B. When the mirror is cloudy and opaque with the condensation from water vapor, stand in front of the mirror, about a foot to eighteen inches away. This is the optimal length for all eye-looking vectors. At this length, an eye-looking vector has unique properties. Use your hand to wipe off a small area—maybe six inches by three inches—from the glass so that the mirror can reflect your eye-looking vector. Now look at yourself. Keep looking. Do not look away. Stand still. Do not look away. The game will ask you over and over again if you want to look away. Resist the temptation. Note what is happening. Your eye-looking vector will begin bouncing off the mirror and into your reflection's vector-accepting eye, and then back out again. The vector will keep bouncing, back and forth, into the mirror and then out, into your own head, and back.

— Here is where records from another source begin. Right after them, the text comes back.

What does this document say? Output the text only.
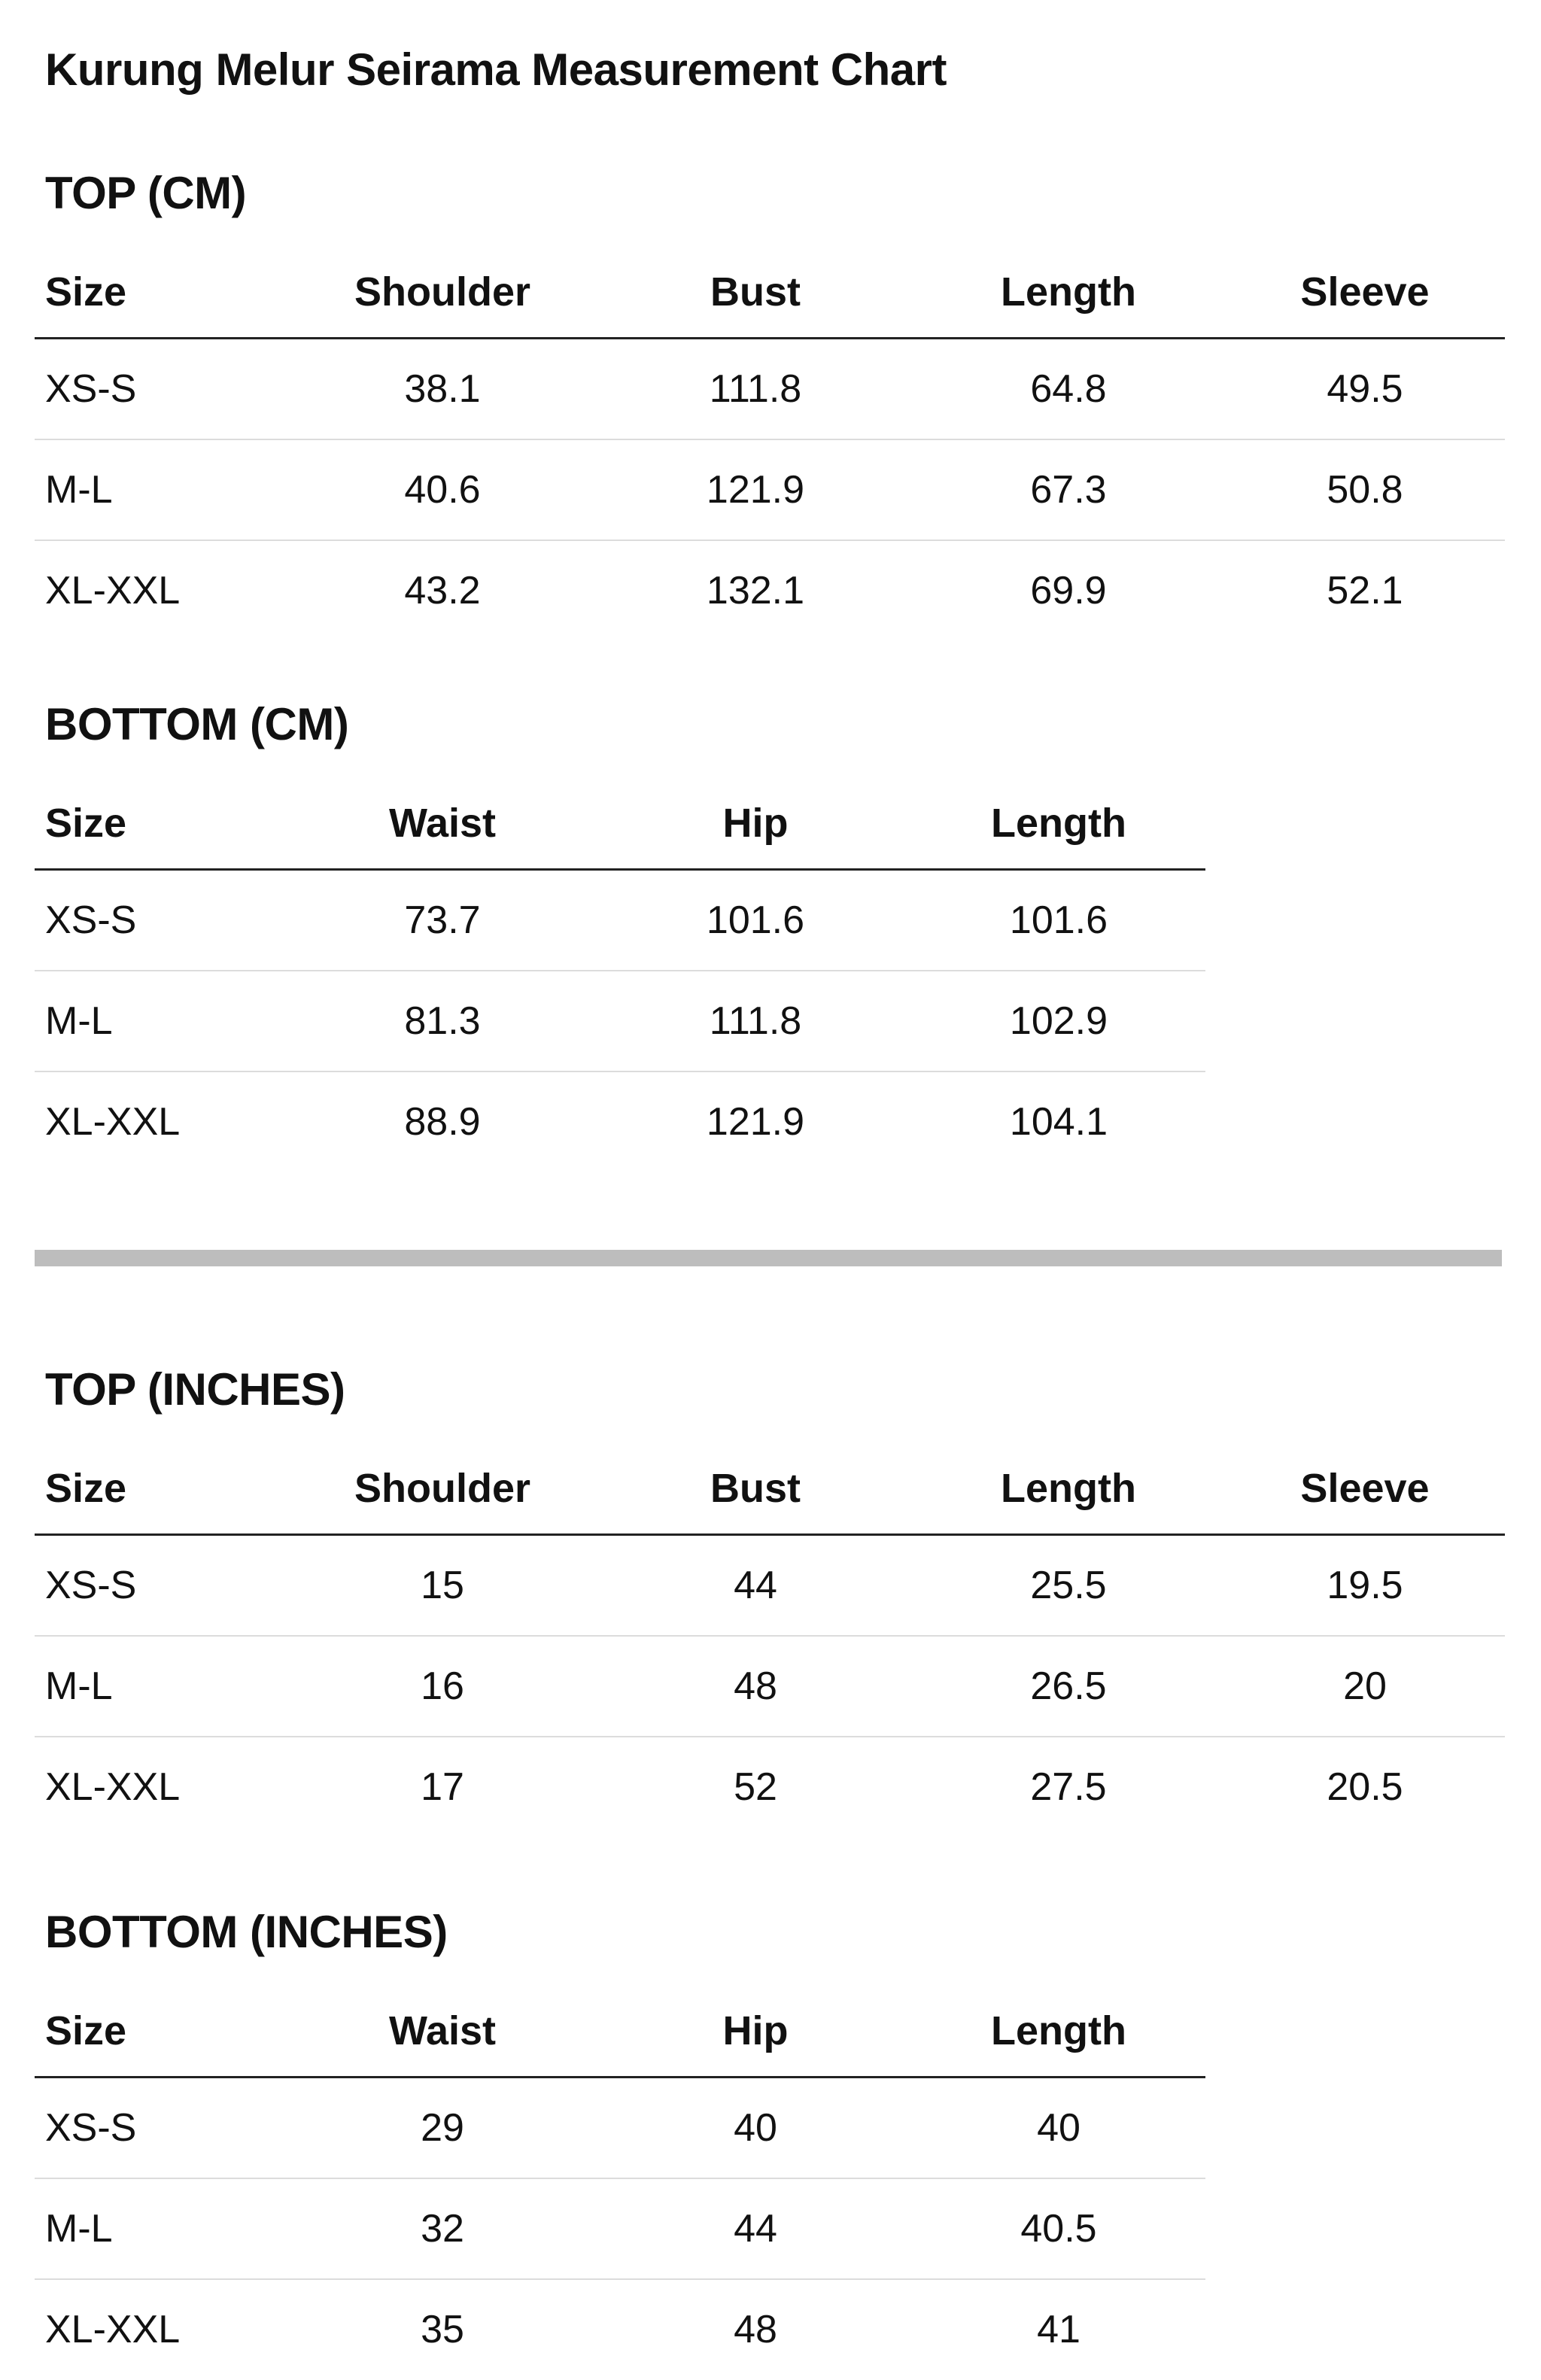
Kurung Melur Seirama Measurement Chart
TOP (CM)
Size	Shoulder	Bust	Length	Sleeve
XS-S	38.1	111.8	64.8	49.5
M-L	40.6	121.9	67.3	50.8
XL-XXL	43.2	132.1	69.9	52.1
BOTTOM (CM)
Size	Waist	Hip	Length
XS-S	73.7	101.6	101.6
M-L	81.3	111.8	102.9
XL-XXL	88.9	121.9	104.1
TOP (INCHES)
Size	Shoulder	Bust	Length	Sleeve
XS-S	15	44	25.5	19.5
M-L	16	48	26.5	20
XL-XXL	17	52	27.5	20.5
BOTTOM (INCHES)
Size	Waist	Hip	Length
XS-S	29	40	40
M-L	32	44	40.5
XL-XXL	35	48	41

C. After a while, small windows will pop up and the game will ask you over and over again: Are you sure Are you sure Are you sure Are you sure? Click away all of these little boxes. New windows will spring forth, asking if you want to terminate the subroutine. The game will assume there has been some kind of error. Keep clicking these closed, too. Stand still and whatever you do, do not look away.

D. If you wait long enough, the game will give up and override the defaults. It will recognize your reflection in the mirror as a different player, Player 2. Now you are Player 1 and your reflection is Player 2.

Now, say you are sorry. Say a true thing. You will know it and you will know you know it and you will know you know you know you know you know you know you know you know you know it. You will know an infinite number of things about yourself, an infinite regress, telescoping up to a vanishing point, a hierarchy of statements, longer and longer, more and more abstract, receding into the distance, farther and farther from the world, none of them beautiful, all of them true.

Realism

MY MOTHER IS READING A BOOK
called
Realism
.

It is a collection of stories, arranged like a museum. She bought it for herself. For her birthday. She is hoping it will help her understand her life better.

"Why do they call it realism?" she asks.

"It's not really realism," I explain. "Realism is just another way of choosing facts about the world."

"That's confusing," she says.

I say to her: You take a person and list some of her physical attributes. Make them seem significant.

I say: You accumulate details, where that person lives, what she likes to eat, what she sees from her kitchen window every morning.

I say: You make time flow evenly, in a straight line, one instant to the next. Events occur in some logical order.